The primers LU-5A (5´-TTT ATT GGT ATG CGA AAC TTC-3´) and LB-3C (5´-CGT (C/G)CC GAA CCC CGT GTC-3´) were utilized for DNA amplification, as described by Harris et al. (22), in which a fragment of 146 to 149 base pairs (bp) of RNA gene multicopy leader sequence of the L. braziliensis complex is amplified. The reaction medium (25 μL) consisted of 1 μM of each primer (Invitrogen, Brazil), 0.2 mM dNTP (Invitrogen, USA), 1 U Taq DNA polymerase (Invitrogen, Brazil), 1.5 mM MgCl₂, enzyme buffer and 5 μL of the DNA sample. A positive [2 pg DNA obtained by boiling L. (V.) braziliensis (MHOM/BR/1987/M11272) promastigotes] and a negative (ultrapure water) amplification control were used.

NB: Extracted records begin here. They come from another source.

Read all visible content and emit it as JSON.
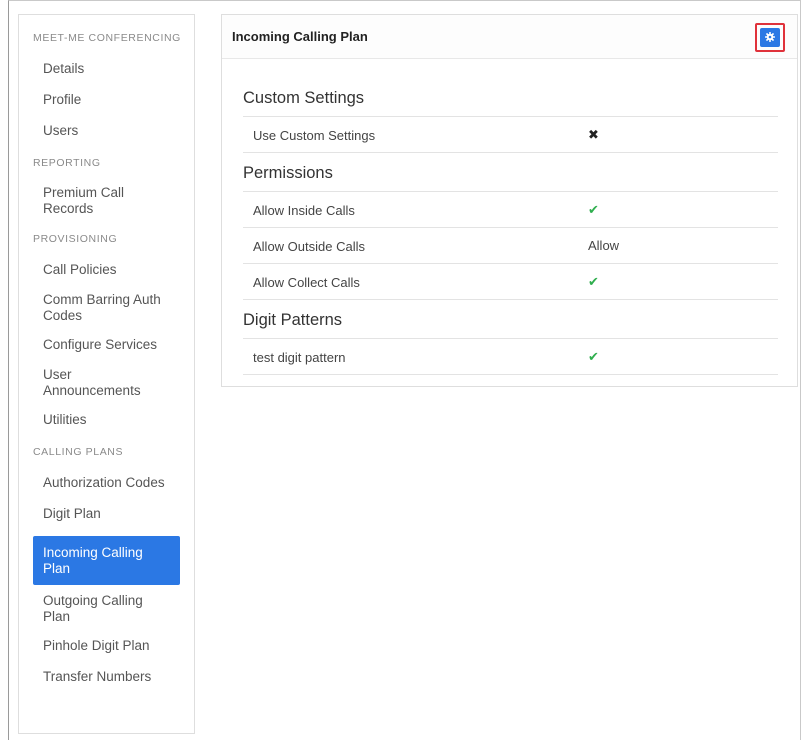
{
  "sidebar": {
    "sections": [
      {
        "header": "MEET-ME CONFERENCING",
        "items": [
          {
            "label": "Details"
          },
          {
            "label": "Profile"
          },
          {
            "label": "Users"
          }
        ]
      },
      {
        "header": "REPORTING",
        "items": [
          {
            "label": "Premium Call Records"
          }
        ]
      },
      {
        "header": "PROVISIONING",
        "items": [
          {
            "label": "Call Policies"
          },
          {
            "label": "Comm Barring Auth Codes"
          },
          {
            "label": "Configure Services"
          },
          {
            "label": "User Announcements"
          },
          {
            "label": "Utilities"
          }
        ]
      },
      {
        "header": "CALLING PLANS",
        "items": [
          {
            "label": "Authorization Codes"
          },
          {
            "label": "Digit Plan"
          },
          {
            "label": "Incoming Calling Plan",
            "active": true
          },
          {
            "label": "Outgoing Calling Plan"
          },
          {
            "label": "Pinhole Digit Plan"
          },
          {
            "label": "Transfer Numbers"
          }
        ]
      }
    ]
  },
  "panel": {
    "title": "Incoming Calling Plan",
    "settings_icon": "gear-icon",
    "highlight_color": "#e0323b",
    "accent_color": "#2b78e4",
    "groups": [
      {
        "title": "Custom Settings",
        "rows": [
          {
            "label": "Use Custom Settings",
            "value": "✖",
            "icon": "cross-icon"
          }
        ]
      },
      {
        "title": "Permissions",
        "rows": [
          {
            "label": "Allow Inside Calls",
            "value": "✔",
            "icon": "check-icon"
          },
          {
            "label": "Allow Outside Calls",
            "value": "Allow"
          },
          {
            "label": "Allow Collect Calls",
            "value": "✔",
            "icon": "check-icon"
          }
        ]
      },
      {
        "title": "Digit Patterns",
        "rows": [
          {
            "label": "test digit pattern",
            "value": "✔",
            "icon": "check-icon"
          }
        ]
      }
    ]
  }
}
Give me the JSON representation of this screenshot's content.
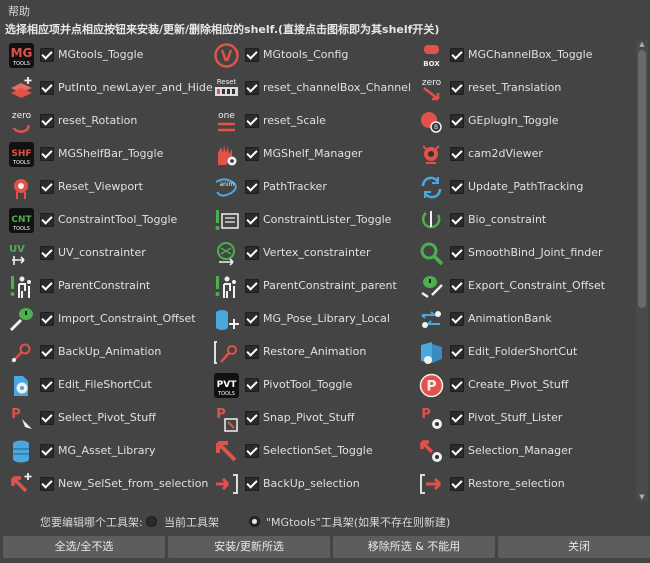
{
  "menu": {
    "help": "帮助"
  },
  "instruction": "选择相应项并点相应按钮来安装/更新/删除相应的shelf.(直接点击图标即为其shelf开关)",
  "items": [
    {
      "label": "MGtools_Toggle",
      "icon": "mg-tools-icon",
      "checked": true
    },
    {
      "label": "MGtools_Config",
      "icon": "wrench-config-icon",
      "checked": true
    },
    {
      "label": "MGChannelBox_Toggle",
      "icon": "channelbox-icon",
      "checked": true
    },
    {
      "label": "PutInto_newLayer_and_Hide",
      "icon": "layer-add-icon",
      "checked": true
    },
    {
      "label": "reset_channelBox_Channel",
      "icon": "reset-channel-icon",
      "checked": true
    },
    {
      "label": "reset_Translation",
      "icon": "zero-translate-icon",
      "checked": true
    },
    {
      "label": "reset_Rotation",
      "icon": "zero-rotate-icon",
      "checked": true
    },
    {
      "label": "reset_Scale",
      "icon": "one-scale-icon",
      "checked": true
    },
    {
      "label": "GEplugIn_Toggle",
      "icon": "geplugin-icon",
      "checked": true
    },
    {
      "label": "MGShelfBar_Toggle",
      "icon": "shf-tools-icon",
      "checked": true
    },
    {
      "label": "MGShelf_Manager",
      "icon": "hand-gear-icon",
      "checked": true
    },
    {
      "label": "cam2dViewer",
      "icon": "camera-2d-icon",
      "checked": true
    },
    {
      "label": "Reset_Viewport",
      "icon": "viewport-reset-icon",
      "checked": true
    },
    {
      "label": "PathTracker",
      "icon": "path-tracker-icon",
      "checked": true
    },
    {
      "label": "Update_PathTracking",
      "icon": "update-path-icon",
      "checked": true
    },
    {
      "label": "ConstraintTool_Toggle",
      "icon": "cnt-tools-icon",
      "checked": true
    },
    {
      "label": "ConstraintLister_Toggle",
      "icon": "constraint-lister-icon",
      "checked": true
    },
    {
      "label": "Bio_constraint",
      "icon": "bio-constraint-icon",
      "checked": true
    },
    {
      "label": "UV_constrainter",
      "icon": "uv-constraint-icon",
      "checked": true
    },
    {
      "label": "Vertex_constrainter",
      "icon": "vertex-constraint-icon",
      "checked": true
    },
    {
      "label": "SmoothBind_Joint_finder",
      "icon": "magnifier-icon",
      "checked": true
    },
    {
      "label": "ParentConstraint",
      "icon": "parent-constraint-icon",
      "checked": true
    },
    {
      "label": "ParentConstraint_parent",
      "icon": "parent-constraint-parent-icon",
      "checked": true
    },
    {
      "label": "Export_Constraint_Offset",
      "icon": "export-constraint-icon",
      "checked": true
    },
    {
      "label": "Import_Constraint_Offset",
      "icon": "import-constraint-icon",
      "checked": true
    },
    {
      "label": "MG_Pose_Library_Local",
      "icon": "pose-library-icon",
      "checked": true
    },
    {
      "label": "AnimationBank",
      "icon": "animation-bank-icon",
      "checked": true
    },
    {
      "label": "BackUp_Animation",
      "icon": "backup-animation-icon",
      "checked": true
    },
    {
      "label": "Restore_Animation",
      "icon": "restore-animation-icon",
      "checked": true
    },
    {
      "label": "Edit_FolderShortCut",
      "icon": "folder-shortcut-icon",
      "checked": true
    },
    {
      "label": "Edit_FileShortCut",
      "icon": "file-shortcut-icon",
      "checked": true
    },
    {
      "label": "PivotTool_Toggle",
      "icon": "pvt-tools-icon",
      "checked": true
    },
    {
      "label": "Create_Pivot_Stuff",
      "icon": "pivot-p-icon",
      "checked": true
    },
    {
      "label": "Select_Pivot_Stuff",
      "icon": "select-pivot-icon",
      "checked": true
    },
    {
      "label": "Snap_Pivot_Stuff",
      "icon": "snap-pivot-icon",
      "checked": true
    },
    {
      "label": "Pivot_Stuff_Lister",
      "icon": "pivot-lister-icon",
      "checked": true
    },
    {
      "label": "MG_Asset_Library",
      "icon": "asset-library-icon",
      "checked": true
    },
    {
      "label": "SelectionSet_Toggle",
      "icon": "selection-set-icon",
      "checked": true
    },
    {
      "label": "Selection_Manager",
      "icon": "selection-manager-icon",
      "checked": true
    },
    {
      "label": "New_SelSet_from_selection",
      "icon": "new-selset-icon",
      "checked": true
    },
    {
      "label": "BackUp_selection",
      "icon": "backup-selection-icon",
      "checked": true
    },
    {
      "label": "Restore_selection",
      "icon": "restore-selection-icon",
      "checked": true
    }
  ],
  "options": {
    "question": "您要编辑哪个工具架:",
    "current_shelf": "当前工具架",
    "mgtools_shelf": "\"MGtools\"工具架(如果不存在则新建)",
    "selected": "mgtools_shelf"
  },
  "buttons": {
    "select_all": "全选/全不选",
    "install": "安装/更新所选",
    "remove": "移除所选 & 不能用",
    "close": "关闭"
  },
  "colors": {
    "background": "#444444",
    "button": "#5d5d5d",
    "accent": "#e0524a"
  }
}
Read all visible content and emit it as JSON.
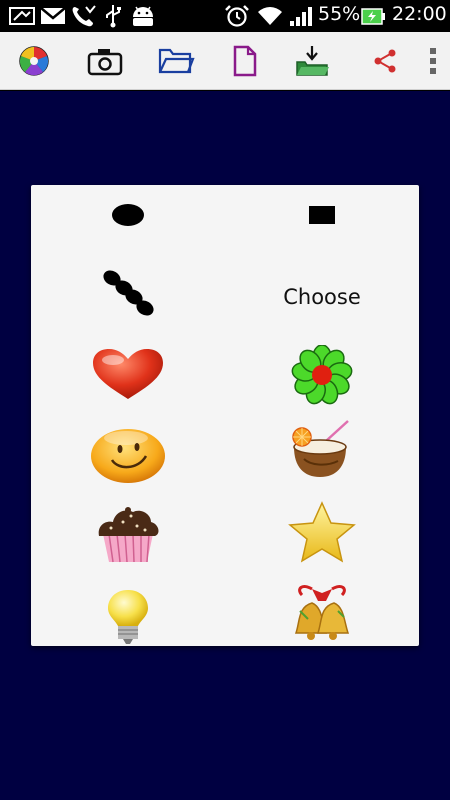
{
  "status_bar": {
    "battery_percent": "55%",
    "time": "22:00",
    "icons": [
      "screenshot-icon",
      "gmail-icon",
      "missed-call-icon",
      "usb-icon",
      "android-icon",
      "alarm-icon",
      "wifi-icon",
      "signal-icon",
      "battery-icon"
    ]
  },
  "toolbar": {
    "buttons": [
      "color-palette-icon",
      "camera-icon",
      "open-folder-icon",
      "new-file-icon",
      "save-download-icon",
      "share-icon",
      "overflow-menu-icon"
    ]
  },
  "brush_dialog": {
    "choose_label": "Choose",
    "items": [
      {
        "name": "oval-brush"
      },
      {
        "name": "square-brush"
      },
      {
        "name": "dots-brush"
      },
      {
        "name": "choose"
      },
      {
        "name": "heart-sticker"
      },
      {
        "name": "flower-sticker"
      },
      {
        "name": "smiley-sticker"
      },
      {
        "name": "coconut-drink-sticker"
      },
      {
        "name": "cupcake-sticker"
      },
      {
        "name": "star-sticker"
      },
      {
        "name": "lightbulb-sticker"
      },
      {
        "name": "bells-sticker"
      }
    ]
  },
  "colors": {
    "canvas_background": "#000041",
    "dialog_background": "#f5f5f5",
    "toolbar_background": "#f2f2f2"
  }
}
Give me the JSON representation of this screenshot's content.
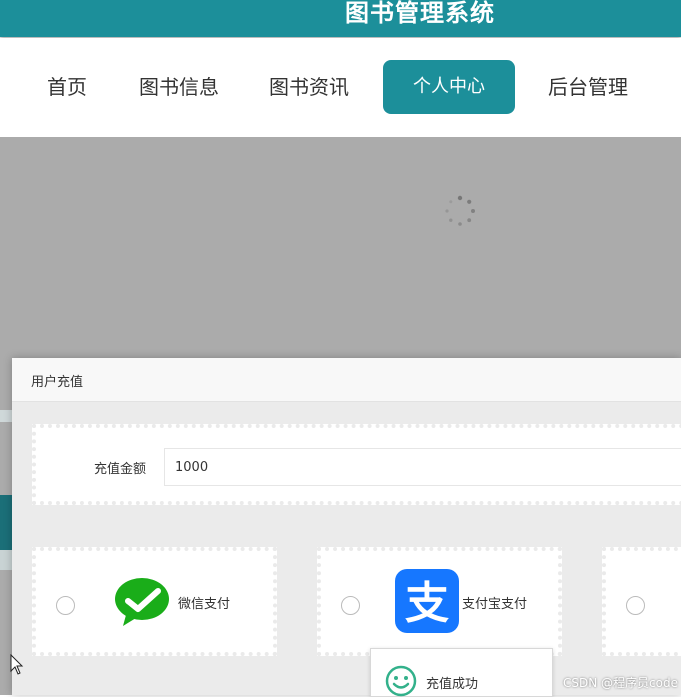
{
  "header": {
    "title": "图书管理系统"
  },
  "nav": {
    "items": [
      {
        "label": "首页"
      },
      {
        "label": "图书信息"
      },
      {
        "label": "图书资讯"
      },
      {
        "label": "个人中心"
      },
      {
        "label": "后台管理"
      }
    ],
    "active_index": 3
  },
  "dialog": {
    "title": "用户充值",
    "amount_label": "充值金额",
    "amount_value": "1000",
    "payment_options": [
      {
        "label": "微信支付",
        "icon": "wechat-pay-icon",
        "selected": false
      },
      {
        "label": "支付宝支付",
        "icon": "alipay-icon",
        "selected": false
      },
      {
        "label": "",
        "selected": false
      }
    ]
  },
  "toast": {
    "message": "充值成功",
    "icon": "smile-icon"
  },
  "watermark": "CSDN @程序员code",
  "colors": {
    "primary": "#1c8f9a",
    "wechat_green": "#1aad19",
    "alipay_blue": "#1677ff",
    "success_green": "#33b18b",
    "overlay_gray": "#ababab"
  }
}
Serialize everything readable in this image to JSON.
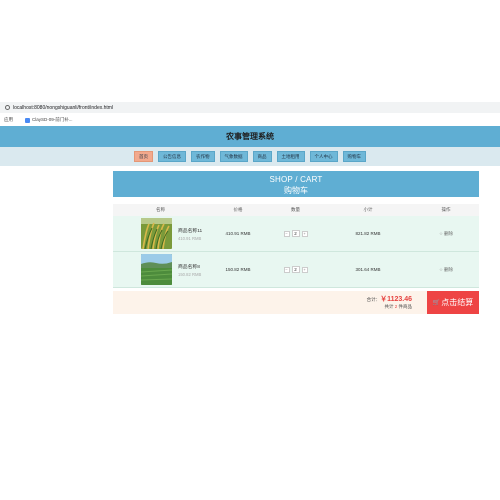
{
  "browser": {
    "url": "localhost:8080/nongshiguanli/front/index.html",
    "bookmarks_label": "应用",
    "bookmark_item": "ClaySD-09-前门补..."
  },
  "site": {
    "title": "农事管理系统"
  },
  "nav": {
    "items": [
      {
        "label": "首页",
        "active": true
      },
      {
        "label": "公告信息",
        "active": false
      },
      {
        "label": "农作物",
        "active": false
      },
      {
        "label": "气象数据",
        "active": false
      },
      {
        "label": "商品",
        "active": false
      },
      {
        "label": "土地租用",
        "active": false
      },
      {
        "label": "个人中心",
        "active": false
      },
      {
        "label": "购物车",
        "active": false
      }
    ]
  },
  "cart": {
    "title_en": "SHOP / CART",
    "title_cn": "购物车",
    "columns": [
      "名称",
      "价格",
      "数量",
      "小计",
      "操作"
    ],
    "items": [
      {
        "name": "商品名称11",
        "price_small": "410.91 RMB",
        "price": "410.91 RMB",
        "quantity": "2",
        "subtotal": "821.82 RMB",
        "action": "删除",
        "thumb": "rice-field"
      },
      {
        "name": "商品名称8",
        "price_small": "150.82 RMB",
        "price": "150.82 RMB",
        "quantity": "2",
        "subtotal": "301.64 RMB",
        "action": "删除",
        "thumb": "green-field"
      }
    ],
    "total_label": "合计：",
    "total_amount": "￥1123.46",
    "count_prefix": "共计",
    "count_value": "2",
    "count_suffix": "件商品",
    "checkout_label": "点击结算"
  },
  "colors": {
    "header_blue": "#5faed3",
    "nav_bg": "#dae9ef",
    "active_nav": "#f2a98d",
    "row_bg": "#e8f7f1",
    "checkout_red": "#ee4444"
  }
}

The amplification was carried out in a Personal Thermocycler® (Biometra, Germany) at a constant temperature of 95°C for five minutes. Then, 30 cycles were carried out comprising denaturation (95°C, 1.5 minute), annealing (57°C, 1.5 minute) and polymerization (72°C, 2 minutes) processes. Subsequently, microtubes were kept at 72°C for ten minutes and then stored at 4°C until use. The amplified samples were submitted to electrophoresis in 2% agarose gel, containing 0.1 μg/mL of ethyl bromide, at 10-15 V/cm. The presence of bands was verified in a transilluminator (MacroVue UV-20®, Hoefer, USA). For every five amplified samples, one positive and one negative amplification control were amplified.

Data Analysis

The software EpiInfo® (Centers for Disease Control and Prevention, USA), version 3.32, was employed to analyze data, at a significance level of 5%. The associations between positive IFAT or PCR results and age, sex, length of residence in the area, ability to roam freely beyond the domiciliary area and the animal origin were assessed by Fisher's exact test.

RESULTS

A total of 169 dogs - 106 (62.7%) males and 63 (37.3%) females - from 117 houses were examined. Their ages ranged from two months to 13 years (mean: 3 years ±1 month); the owners of 13 animals did not know the ages of their dogs.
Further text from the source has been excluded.